Reportagem: Apagou-se o fogo, ficou o desespero na Serra do Caldeirão

«Perdi tudo quanto tinha. Só fiquei com a minha casinha para esconder as orelhas», descreve, com a voz embargada pelo […]

«Perdi tudo quanto tinha. Só fiquei com a minha casinha para esconder as orelhas», descreve, com a voz embargada pelo choro, Albertina Brito, habitante da Cabeça do Velho, em São Brás de Alportel.

Subir a Serra do Caldeirão, neste concelho e no de Tavira, é uma atividade que não se recomenda aos mais sensíveis, desde que o fogo consumiu mais de 26 mil hectares de floresta em apenas quatro dias. O verde, a pacatez e a beleza natural deste pedaço de território algarvio foram cruelmente substituídos pelo cinzento e o preto e por histórias de pânico e desespero.

«A minha sobreira foi toda embora. Era o meu rendimento, não tenho mais nada. Com 81 anos não merecia apanhar uma destas», desabafou Albertina Brito, revoltada com a má sorte que lhe bateu à porta numa fase tão avançada da vida. Sem o sustento da terra, fica a viver com uma reforma de «200 e poucos euros».

Este tipo de relato e alguns até mais graves, que envolvem a perda de todas as posses, exceto aquilo a que se conseguiu deitar a mão antes de fugir de um fogo devorador que avançou muito rápido, são fáceis de ouvir na zona da Cabeça do Velho. Bem difícil é encontrar quem não tenha sido roubado pelo fogo.

«Vimos o fogo a vir lá do outro lado [Parises] e só tivemos tempo de fugir», descreve José Dias Brito.
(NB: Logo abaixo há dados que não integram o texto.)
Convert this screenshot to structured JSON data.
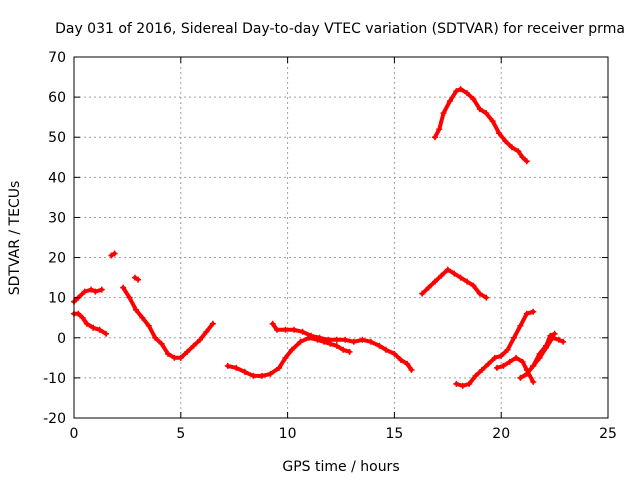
{
  "chart_data": {
    "type": "scatter",
    "title": "Day 031 of 2016, Sidereal Day-to-day VTEC variation (SDTVAR) for receiver prma",
    "xlabel": "GPS time / hours",
    "ylabel": "SDTVAR / TECUs",
    "xlim": [
      0,
      25
    ],
    "ylim": [
      -20,
      70
    ],
    "xticks": [
      "0",
      "5",
      "10",
      "15",
      "20",
      "25"
    ],
    "yticks": [
      "-20",
      "-10",
      "0",
      "10",
      "20",
      "30",
      "40",
      "50",
      "60",
      "70"
    ],
    "grid": true,
    "legend": "none",
    "color": "#ff0000",
    "series": [
      {
        "values": [
          [
            0.0,
            9
          ],
          [
            0.2,
            10
          ],
          [
            0.5,
            11.5
          ],
          [
            0.8,
            12
          ],
          [
            1.0,
            11.5
          ],
          [
            1.3,
            12
          ]
        ]
      },
      {
        "values": [
          [
            1.75,
            20.5
          ],
          [
            1.9,
            21
          ]
        ]
      },
      {
        "values": [
          [
            2.85,
            15
          ],
          [
            3.0,
            14.5
          ]
        ]
      },
      {
        "values": [
          [
            0.0,
            6
          ],
          [
            0.2,
            6
          ],
          [
            0.4,
            5
          ],
          [
            0.6,
            3.5
          ],
          [
            0.9,
            2.5
          ],
          [
            1.2,
            2
          ],
          [
            1.5,
            1
          ]
        ]
      },
      {
        "values": [
          [
            2.3,
            12.5
          ],
          [
            2.6,
            10
          ],
          [
            2.9,
            7
          ],
          [
            3.2,
            5
          ],
          [
            3.5,
            3
          ],
          [
            3.8,
            0
          ],
          [
            4.1,
            -1.5
          ],
          [
            4.4,
            -4
          ],
          [
            4.7,
            -5
          ],
          [
            5.0,
            -5
          ],
          [
            5.3,
            -3.5
          ],
          [
            5.6,
            -2
          ],
          [
            5.9,
            -0.5
          ],
          [
            6.2,
            1.5
          ],
          [
            6.5,
            3.5
          ]
        ]
      },
      {
        "values": [
          [
            7.2,
            -7
          ],
          [
            7.6,
            -7.5
          ],
          [
            8.0,
            -8.5
          ],
          [
            8.4,
            -9.5
          ],
          [
            8.8,
            -9.5
          ],
          [
            9.2,
            -9
          ],
          [
            9.6,
            -7.5
          ],
          [
            9.9,
            -5
          ],
          [
            10.2,
            -3
          ],
          [
            10.6,
            -1
          ],
          [
            11.0,
            0
          ],
          [
            11.4,
            -0.5
          ],
          [
            11.7,
            -1
          ],
          [
            12.0,
            -1.5
          ],
          [
            12.3,
            -2
          ],
          [
            12.6,
            -3
          ],
          [
            12.9,
            -3.5
          ]
        ]
      },
      {
        "values": [
          [
            9.3,
            3.5
          ],
          [
            9.5,
            2
          ],
          [
            9.9,
            2
          ],
          [
            10.3,
            2
          ],
          [
            10.7,
            1.5
          ],
          [
            11.1,
            0.5
          ],
          [
            11.5,
            0
          ],
          [
            11.9,
            -0.5
          ],
          [
            12.3,
            -0.5
          ],
          [
            12.7,
            -0.5
          ],
          [
            13.1,
            -1
          ],
          [
            13.5,
            -0.5
          ],
          [
            13.9,
            -1
          ],
          [
            14.3,
            -2
          ],
          [
            14.6,
            -3
          ],
          [
            15.0,
            -4
          ],
          [
            15.3,
            -5.5
          ],
          [
            15.6,
            -6.5
          ],
          [
            15.8,
            -8
          ]
        ]
      },
      {
        "values": [
          [
            16.3,
            11
          ],
          [
            16.6,
            12.5
          ],
          [
            16.9,
            14
          ],
          [
            17.2,
            15.5
          ],
          [
            17.5,
            17
          ],
          [
            17.8,
            16
          ],
          [
            18.1,
            15
          ],
          [
            18.4,
            14
          ],
          [
            18.7,
            13
          ],
          [
            19.0,
            11
          ],
          [
            19.3,
            10
          ]
        ]
      },
      {
        "values": [
          [
            16.9,
            50
          ],
          [
            17.1,
            52
          ],
          [
            17.3,
            56
          ],
          [
            17.6,
            59
          ],
          [
            17.9,
            61.5
          ],
          [
            18.1,
            62
          ],
          [
            18.4,
            61
          ],
          [
            18.7,
            59.5
          ],
          [
            19.0,
            57
          ],
          [
            19.3,
            56
          ],
          [
            19.6,
            54
          ],
          [
            19.9,
            51
          ],
          [
            20.2,
            49
          ],
          [
            20.5,
            47.5
          ],
          [
            20.8,
            46.5
          ],
          [
            21.0,
            45
          ],
          [
            21.2,
            44
          ]
        ]
      },
      {
        "values": [
          [
            17.9,
            -11.5
          ],
          [
            18.2,
            -12
          ],
          [
            18.5,
            -11.5
          ],
          [
            18.8,
            -9.5
          ],
          [
            19.1,
            -8
          ],
          [
            19.4,
            -6.5
          ],
          [
            19.7,
            -5
          ],
          [
            20.0,
            -4.5
          ],
          [
            20.3,
            -3
          ],
          [
            20.6,
            0
          ],
          [
            20.9,
            3
          ],
          [
            21.2,
            6
          ],
          [
            21.5,
            6.5
          ]
        ]
      },
      {
        "values": [
          [
            19.8,
            -7.5
          ],
          [
            20.1,
            -7
          ],
          [
            20.4,
            -6
          ],
          [
            20.7,
            -5
          ],
          [
            21.0,
            -6
          ],
          [
            21.2,
            -8
          ],
          [
            21.5,
            -11
          ]
        ]
      },
      {
        "values": [
          [
            20.9,
            -10
          ],
          [
            21.2,
            -9
          ],
          [
            21.5,
            -7
          ],
          [
            21.8,
            -5
          ],
          [
            22.1,
            -2.5
          ],
          [
            22.4,
            0
          ],
          [
            22.7,
            -0.5
          ],
          [
            22.9,
            -1
          ]
        ]
      },
      {
        "values": [
          [
            21.5,
            -7
          ],
          [
            21.8,
            -4
          ],
          [
            22.1,
            -2
          ],
          [
            22.3,
            0.5
          ],
          [
            22.5,
            1
          ]
        ]
      }
    ]
  }
}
Tudo começou, conta, perto do meio-dia, altura em que surgiram os primeiros focos de incêndio. «Se o tivessem atacado logo, isto não teria chegado ao ponto que chegou», acredita.

José Brito veio das Lajes, sítio onde habita e que foi fortemente atingido pelo fogo, até à vizinha Cabeça do Velho, para participar numa reunião com diversas personalidades, entre as quais o secretário geral do PS António José Seguro, deputados deste partido e os presidentes das Câmaras de São Brás de Alportel e de Tavira.

Aos visitantes contou o mesmo que já havia descrito ao Sul Informação. «A mim, arderam-me duas casas e dois palheiros, cem litros de azeite, arderam-me 80 quilos de mel, vinho, um barril de inox, o moinho elétrico e nunca menos do que 50 arrobas de batata», contou.

Ao seu lado, José Manuel Domingos ia reforçando com a cabeça a gravidade da situação e garantiu que a ajuda não chegou a tempo. «Os bombeiros só chegaram aqui quando já estava tudo queimado», disse.

Ao subir de São Brás para a Cabeça do Velho pela Estrada Municipal 1202, passando no Javali e em Parises, e indo um pouco mais além, até aos pequenos aglomerados de casas das Lajes e Monte dos Capitães, não restam dúvidas que o fogo andou por ali sem rédeas, à sua vontade. Quanto mais se sobe a Serra, mais desolado e desolador se torna o cenário.

Dois dias depois de o incêndio ter sido dado como dominado, ainda há fumo a sair do chão ou do que resta de árvores e postes de madeira. Os fios que estes seguravam antes de desaparecer estão espalhados pelos montes e na estrada. A isto há que aliar o cheiro, acre, a queimado, constantemente presente.

Agora, antes de pensar em renovar, há que contabilizar os estragos. Para alguns, é simples: ficaram sem nada. Para outros, alguma coisa poderá ressurgir das cinzas, com a certeza, porém, que muito tempo terá de passar para que as coisas voltem ao ponto em que estavam há apenas uma semana, se isso for possível. A maioria não voltará a ver a Serra que conheceu toda a vida e tem perfeita consciência disso.